Warum ist Viagra blau? Wie Reportagen entstehen
Wie lange recherchiert ein Journalist für seine Reportagen? Gab es Schwierigkeiten bei den Recherchen? Wie kam er überhaupt auf das Thema? Was dachte er vor einem Gespräch von dem Menschen, den er porträtiert?
Leser interessiert nicht nur die Reportage, sondern – wenn sie gut ist – auch das Drumherum. Auf DVD von Filmen gibt es meist einen Bonus: „Making of“. Über das Making-of, das Entstehen einer Reportage erzählt der Spiegel schon auf der ersten redaktionellen Seite im Heft.
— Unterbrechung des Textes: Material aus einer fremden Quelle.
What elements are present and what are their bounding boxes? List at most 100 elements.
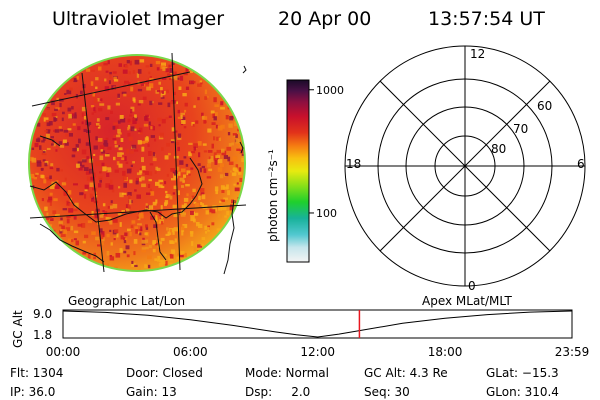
uv-speckle-cell <box>55 180 59 183</box>
uv-speckle-cell <box>201 237 206 240</box>
uv-speckle-cell <box>83 116 87 120</box>
uv-speckle-cell <box>167 102 171 108</box>
uv-speckle-cell <box>100 149 103 152</box>
uv-speckle-cell <box>93 110 97 113</box>
uv-speckle-cell <box>151 101 154 104</box>
uv-speckle-cell <box>86 169 91 175</box>
uv-speckle-cell <box>137 129 141 133</box>
uv-speckle-cell <box>137 266 141 270</box>
uv-speckle-cell <box>177 146 180 152</box>
uv-speckle-cell <box>81 223 86 228</box>
uv-speckle-cell <box>134 59 140 65</box>
uv-speckle-cell <box>141 239 147 244</box>
uv-speckle-cell <box>145 203 148 208</box>
uv-speckle-cell <box>197 244 202 248</box>
uv-speckle-cell <box>49 192 53 196</box>
uv-speckle-cell <box>223 155 228 159</box>
uv-speckle-cell <box>201 203 204 207</box>
uv-speckle-cell <box>154 258 158 261</box>
uv-speckle-cell <box>177 190 180 195</box>
uv-speckle-cell <box>157 117 162 122</box>
uv-speckle-cell <box>70 225 74 231</box>
uv-speckle-cell <box>145 208 149 211</box>
uv-speckle-cell <box>150 126 154 130</box>
uv-speckle-cell <box>217 159 223 164</box>
uv-speckle-cell <box>156 90 160 93</box>
uv-speckle-cell <box>83 128 87 132</box>
uv-speckle-cell <box>39 145 42 150</box>
uv-speckle-cell <box>132 161 135 164</box>
uv-speckle-cell <box>120 235 124 240</box>
uv-speckle-cell <box>45 133 50 139</box>
uv-speckle-cell <box>239 177 243 182</box>
timeline-left-title: Geographic Lat/Lon <box>68 294 185 308</box>
uv-speckle-cell <box>236 151 241 154</box>
uv-speckle-cell <box>68 202 71 207</box>
uv-speckle-cell <box>90 176 95 181</box>
uv-speckle-cell <box>111 189 115 193</box>
uv-speckle-cell <box>235 134 238 138</box>
uv-speckle-cell <box>152 248 156 253</box>
uv-speckle-cell <box>95 161 100 167</box>
uv-speckle-cell <box>133 251 136 256</box>
uv-speckle-cell <box>52 143 56 147</box>
uv-speckle-cell <box>113 266 118 269</box>
uv-speckle-cell <box>203 168 207 173</box>
uv-speckle-cell <box>207 150 213 153</box>
uv-speckle-cell <box>173 227 179 232</box>
uv-speckle-cell <box>109 205 113 209</box>
uv-speckle-cell <box>171 178 176 181</box>
uv-speckle-cell <box>166 173 169 177</box>
uv-speckle-cell <box>175 141 180 146</box>
uv-speckle-cell <box>136 172 142 176</box>
uv-speckle-cell <box>149 163 154 166</box>
colorbar-unit: photon cm⁻²s⁻¹ <box>266 149 280 242</box>
uv-speckle-cell <box>137 88 143 92</box>
polar-diagonal <box>379 80 551 252</box>
uv-speckle-cell <box>181 185 184 188</box>
uv-speckle-cell <box>206 164 211 168</box>
uv-speckle-cell <box>80 90 83 95</box>
uv-speckle-cell <box>219 174 224 179</box>
uv-speckle-cell <box>82 251 87 255</box>
uv-speckle-cell <box>36 122 41 127</box>
uv-speckle-cell <box>216 136 221 141</box>
uv-speckle-cell <box>69 87 73 91</box>
uv-speckle-cell <box>165 68 169 73</box>
uv-speckle-cell <box>90 105 95 108</box>
uv-speckle-cell <box>114 125 119 129</box>
uv-speckle-cell <box>177 116 180 119</box>
uv-speckle-cell <box>165 190 168 194</box>
uv-speckle-cell <box>112 218 118 223</box>
uv-speckle-cell <box>59 223 63 227</box>
uv-speckle-cell <box>204 89 208 95</box>
uv-speckle-cell <box>129 199 132 205</box>
uv-speckle-cell <box>102 166 107 172</box>
uv-speckle-cell <box>173 173 178 179</box>
uv-speckle-cell <box>227 190 230 196</box>
uv-speckle-cell <box>48 196 53 201</box>
uv-speckle-cell <box>54 118 58 122</box>
uv-speckle-cell <box>191 122 195 126</box>
info-flight: Flt: 1304 <box>10 366 63 380</box>
uv-speckle-cell <box>134 114 137 119</box>
uv-speckle-cell <box>223 197 228 200</box>
uv-speckle-cell <box>241 157 244 162</box>
uv-speckle-cell <box>130 164 133 167</box>
uv-speckle-cell <box>90 81 94 86</box>
uv-speckle-cell <box>185 163 189 167</box>
uv-speckle-cell <box>140 226 143 231</box>
lat-label-70: 70 <box>513 122 528 136</box>
uv-speckle-cell <box>101 241 104 246</box>
uv-speckle-cell <box>118 147 123 151</box>
uv-speckle-cell <box>155 242 159 246</box>
uv-speckle-cell <box>104 86 110 92</box>
uv-speckle-cell <box>172 71 177 76</box>
uv-speckle-cell <box>209 158 214 163</box>
uv-speckle-cell <box>190 210 194 216</box>
uv-speckle-cell <box>121 210 125 213</box>
uv-speckle-cell <box>149 100 153 106</box>
uv-speckle-cell <box>188 151 192 157</box>
uv-speckle-cell <box>92 187 97 191</box>
uv-speckle-cell <box>55 149 58 152</box>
Wer mit Redakteuren in Hamburg spricht, kommt oft und schnell zur „Hausmitteilung“; so dürfte der Redakteur, der die „Hausmitteilung“ schreibt, auch der am meisten kritisierte sein, also ein Höllenjob.
Vorbildlich macht das Making-of das SZ-Magazin: Am Ende einer Reportage sieht der Leser nicht nur das gezeichnete Porträt der Reporterin oder des Reporters, sondern liest auch das Making-of, beispielsweise in der aktuellen Ausgabe zur Titelgeschichte „Wege der Hoffnung / Wann muss das Jugendamt Kinder von ihren Eltern trennen?“ (31 – 3. August 2012):
Auf dem Weg zu dieser Geschichte fragte der Berliner Reporter ANDREAS WENDEROTH bei Dutzenden Jugendämtern in Deutschland an. Meist wurde er vertröstet, man werde nach geeigneten Fällen suchen, ja, wir rufen zurück. Zuweilen gab es begründete Absagen, etwa wenn die Familien nicht mitspielen wollten. Und hin und wieder erfuhr man, man habe keine Lust auf Presse, zu viele schlechte Erfahrungen. Umso erstaunter war Wenderoth, als sich nach Monaten erfolgloser Vorarbeit in Regensburg die Türen weit öffneten.
In derselben Ausgabe erzählt die Reporterin von ihrem Friseur und was er mit dem Gespräch zu tun hat, das sie mit Ulrike Meyfahrt geführt hatte:
GABRIELE HERPELL war 1972 voll vom Ulrike-Meyfahrt-Virus erfasst – wie ihre halbe Klasse übrigens. Sie sprangen im Sportunterricht nur noch den Flop und baten den Friseur um den Haarschnitt von Ulrike Meyfahrt. Das war nicht bei allen so eine tolle Idee.
In diesem Fall dürfte sich mancher Leser gewünscht haben, dass sich der Zeichner (oder der Friseur) ein wenig mehr Mühe gegeben hätte mit dem Bild der Reporterin.
Bisweilen ist das Making-of auch kein Making-of, sondern nur eine Anekdote aus der Recherche, die der Reporter nicht in seinem Text unterbringen konnte – wie über einen 92-jährigen Verleger im Gesundheits-Heft vom 29. Juni:
Am Anfang seiner Recherche hörte ROLAND SCHULZ das Gerücht, die Mitarbeiter der Apotheken Umschau trinken bevorzugt Champagner. Stimmt, zumindest am 5. Juni: Gewöhnlich schenkt Verleger Rolf Becker jedem Mitarbeiter an seinem Geburtstag eine Flasche Veuve Clicquot.
In demselben Heft erzählt eine SZ-Reporterin, wie sie auf die Idee kam zum Interview über die Farbe von Tabletten: („Weiß sind am billigsten.Warum ist Viagra blau?“):
MEIKE MAI kam die Idee zu diesem Interview, als sie in einer Damien-Hirst-Ausstellung vor einer Vitrine voller bunter Pillen stand. Sie fragte sich, wer kreativer war: Hirst oder die Designer der Pillen für das Werk Lullaby Spring.
(zu: Handbuch-Kapitel 32-33 Die Reportage + 39 ff „Wie man Leser gewinnt“ + der Idee, nicht nur „Zeitschriften-Vorspänne“ zu zitieren, sondern auch „Zeitschriften-Nachspänne“ im Kapitel 36 „Der Zeitschriftenjournalismus“).